Supplementary Materials

science.sciencemag.org/content/365/6452/491/suppl/DC1

Materials and Methods

Supplementary Text

Figs. S1 to S18

Movie S1

Reference (27)

References and Notes

  1. Supplementary materials.
Acknowledgments: Funding: This work was financially supported by the Basic Science Research Program (2018R1A2A1A19021947) through the National Research Foundation (NRF) of Korea Grant funded by the Ministry of Science and the Industrial Strategic Technology Development Program (10052668, Development of wearable self-powered energy source and low-power wireless communication system for a pacemaker), which is funded by the Ministry of Trade, Industry & Energy (M.I., Korea).

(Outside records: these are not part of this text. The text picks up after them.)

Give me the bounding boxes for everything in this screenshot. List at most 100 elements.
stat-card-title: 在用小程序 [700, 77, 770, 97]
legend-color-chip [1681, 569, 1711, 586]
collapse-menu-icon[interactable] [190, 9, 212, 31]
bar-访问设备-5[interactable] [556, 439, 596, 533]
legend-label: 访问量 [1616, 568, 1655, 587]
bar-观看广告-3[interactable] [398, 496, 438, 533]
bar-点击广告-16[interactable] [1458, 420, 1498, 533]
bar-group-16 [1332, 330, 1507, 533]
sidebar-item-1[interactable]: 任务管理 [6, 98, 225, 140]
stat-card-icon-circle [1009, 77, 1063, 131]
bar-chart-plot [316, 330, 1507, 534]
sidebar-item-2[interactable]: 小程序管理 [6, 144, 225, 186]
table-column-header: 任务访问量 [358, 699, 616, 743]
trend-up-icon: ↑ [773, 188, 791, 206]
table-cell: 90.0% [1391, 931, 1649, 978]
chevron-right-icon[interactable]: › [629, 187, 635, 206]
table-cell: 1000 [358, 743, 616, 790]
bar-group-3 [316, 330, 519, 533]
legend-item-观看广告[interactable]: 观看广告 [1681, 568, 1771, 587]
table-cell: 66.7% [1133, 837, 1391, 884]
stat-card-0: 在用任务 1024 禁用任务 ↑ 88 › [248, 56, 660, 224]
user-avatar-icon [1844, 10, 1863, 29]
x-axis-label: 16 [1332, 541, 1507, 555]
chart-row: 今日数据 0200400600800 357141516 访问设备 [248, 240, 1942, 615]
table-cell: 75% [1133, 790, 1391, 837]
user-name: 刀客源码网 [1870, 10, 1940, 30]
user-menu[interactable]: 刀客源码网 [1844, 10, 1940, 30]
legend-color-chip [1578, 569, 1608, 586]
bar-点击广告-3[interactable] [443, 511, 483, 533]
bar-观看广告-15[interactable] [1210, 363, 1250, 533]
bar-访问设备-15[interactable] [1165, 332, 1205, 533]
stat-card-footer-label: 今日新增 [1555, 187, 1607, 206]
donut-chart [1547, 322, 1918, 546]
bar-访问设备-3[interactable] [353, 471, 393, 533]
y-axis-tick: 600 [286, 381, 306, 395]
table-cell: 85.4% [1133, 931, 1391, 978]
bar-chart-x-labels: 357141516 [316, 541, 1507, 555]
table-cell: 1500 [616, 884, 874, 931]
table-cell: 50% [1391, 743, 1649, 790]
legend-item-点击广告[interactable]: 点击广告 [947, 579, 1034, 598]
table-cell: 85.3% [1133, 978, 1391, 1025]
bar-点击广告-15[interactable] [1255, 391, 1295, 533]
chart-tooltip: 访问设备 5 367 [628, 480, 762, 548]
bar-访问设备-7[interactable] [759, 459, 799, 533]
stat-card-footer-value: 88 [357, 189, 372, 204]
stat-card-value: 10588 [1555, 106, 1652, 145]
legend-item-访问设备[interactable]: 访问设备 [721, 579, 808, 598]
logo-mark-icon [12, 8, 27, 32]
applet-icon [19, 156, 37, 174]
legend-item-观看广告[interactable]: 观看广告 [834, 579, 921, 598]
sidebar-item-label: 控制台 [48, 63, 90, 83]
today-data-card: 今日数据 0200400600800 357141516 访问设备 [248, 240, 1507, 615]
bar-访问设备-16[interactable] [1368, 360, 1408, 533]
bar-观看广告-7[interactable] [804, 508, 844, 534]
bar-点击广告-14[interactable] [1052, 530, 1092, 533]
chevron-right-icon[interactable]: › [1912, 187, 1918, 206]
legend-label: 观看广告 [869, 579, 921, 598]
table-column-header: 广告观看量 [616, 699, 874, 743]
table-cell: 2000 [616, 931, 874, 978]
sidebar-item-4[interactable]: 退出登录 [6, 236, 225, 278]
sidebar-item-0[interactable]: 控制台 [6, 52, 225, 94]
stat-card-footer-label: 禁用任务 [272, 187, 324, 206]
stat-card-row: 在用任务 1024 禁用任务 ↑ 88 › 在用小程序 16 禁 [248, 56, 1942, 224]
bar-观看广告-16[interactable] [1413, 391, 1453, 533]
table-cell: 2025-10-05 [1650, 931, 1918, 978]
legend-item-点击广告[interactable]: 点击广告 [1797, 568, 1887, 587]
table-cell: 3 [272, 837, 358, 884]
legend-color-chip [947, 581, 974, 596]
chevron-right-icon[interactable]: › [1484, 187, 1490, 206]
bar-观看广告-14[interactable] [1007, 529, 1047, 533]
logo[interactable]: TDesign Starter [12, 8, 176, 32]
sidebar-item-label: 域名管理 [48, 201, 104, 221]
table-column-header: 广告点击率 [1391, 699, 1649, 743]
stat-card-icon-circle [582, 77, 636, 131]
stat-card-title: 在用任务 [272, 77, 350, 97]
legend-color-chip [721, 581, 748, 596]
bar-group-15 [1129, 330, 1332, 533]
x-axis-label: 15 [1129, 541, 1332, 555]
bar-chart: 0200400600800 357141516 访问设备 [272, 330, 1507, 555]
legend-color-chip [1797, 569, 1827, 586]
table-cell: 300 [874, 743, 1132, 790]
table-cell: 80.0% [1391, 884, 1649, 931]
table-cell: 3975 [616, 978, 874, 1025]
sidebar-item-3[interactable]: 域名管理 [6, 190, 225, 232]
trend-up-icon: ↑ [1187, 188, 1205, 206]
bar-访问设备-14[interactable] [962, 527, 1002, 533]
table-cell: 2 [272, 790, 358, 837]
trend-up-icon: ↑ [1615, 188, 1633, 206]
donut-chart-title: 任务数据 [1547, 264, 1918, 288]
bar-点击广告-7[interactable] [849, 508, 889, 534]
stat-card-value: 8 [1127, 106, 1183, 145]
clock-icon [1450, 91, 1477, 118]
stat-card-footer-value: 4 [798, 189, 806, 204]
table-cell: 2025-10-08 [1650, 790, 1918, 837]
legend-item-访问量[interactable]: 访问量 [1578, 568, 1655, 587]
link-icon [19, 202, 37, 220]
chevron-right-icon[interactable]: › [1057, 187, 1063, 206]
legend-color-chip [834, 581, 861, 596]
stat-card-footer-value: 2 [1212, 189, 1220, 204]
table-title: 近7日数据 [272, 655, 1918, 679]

Author contributions: H.-J.Y. and S.-W.K. designed and conceptualized the project. R.H. covered fundamental physics of this study, including COMSOL simulation. R.H. and H.-J.Y. conducted feasibility experiments at the beginning. R.H., H.-J.Y., and H.R. conducted electrical characterization of the devices. R.H., H.R., and D.-S.K. carried out charging characterization analysis. E.-K.C. and M.-K.K. conceived the ex vivo experiment and conducted evaluation of the ex vivo study. S.-W.K. supervised the overall conception and design of this study. Competing interests: R.H., H.-J.Y., and S.-W.K. are inventors on a patent application (KR/US20170005258A1) filed through Sungkyunkwan University Research and Business Foundation that covers the use of ultrasonic waves to generate electricity by using capacitive triboelectric technology. Data and materials availability: The experimentally characterized data, graphical images, and simulations files (.mph) are deposited in the Dryad Digital Repository (26). This study was reviewed and approved by the Institutional Animal Care and Use Committee (IACUC) of Sungkyunkwan University School of Medicine (SUSM), which is an Association for Assessment and Accreditation of Laboratory Animal Care International (AAALAC International)–accredited facility and abides by the Institute of Laboratory Animal Resources (ILAR) guide.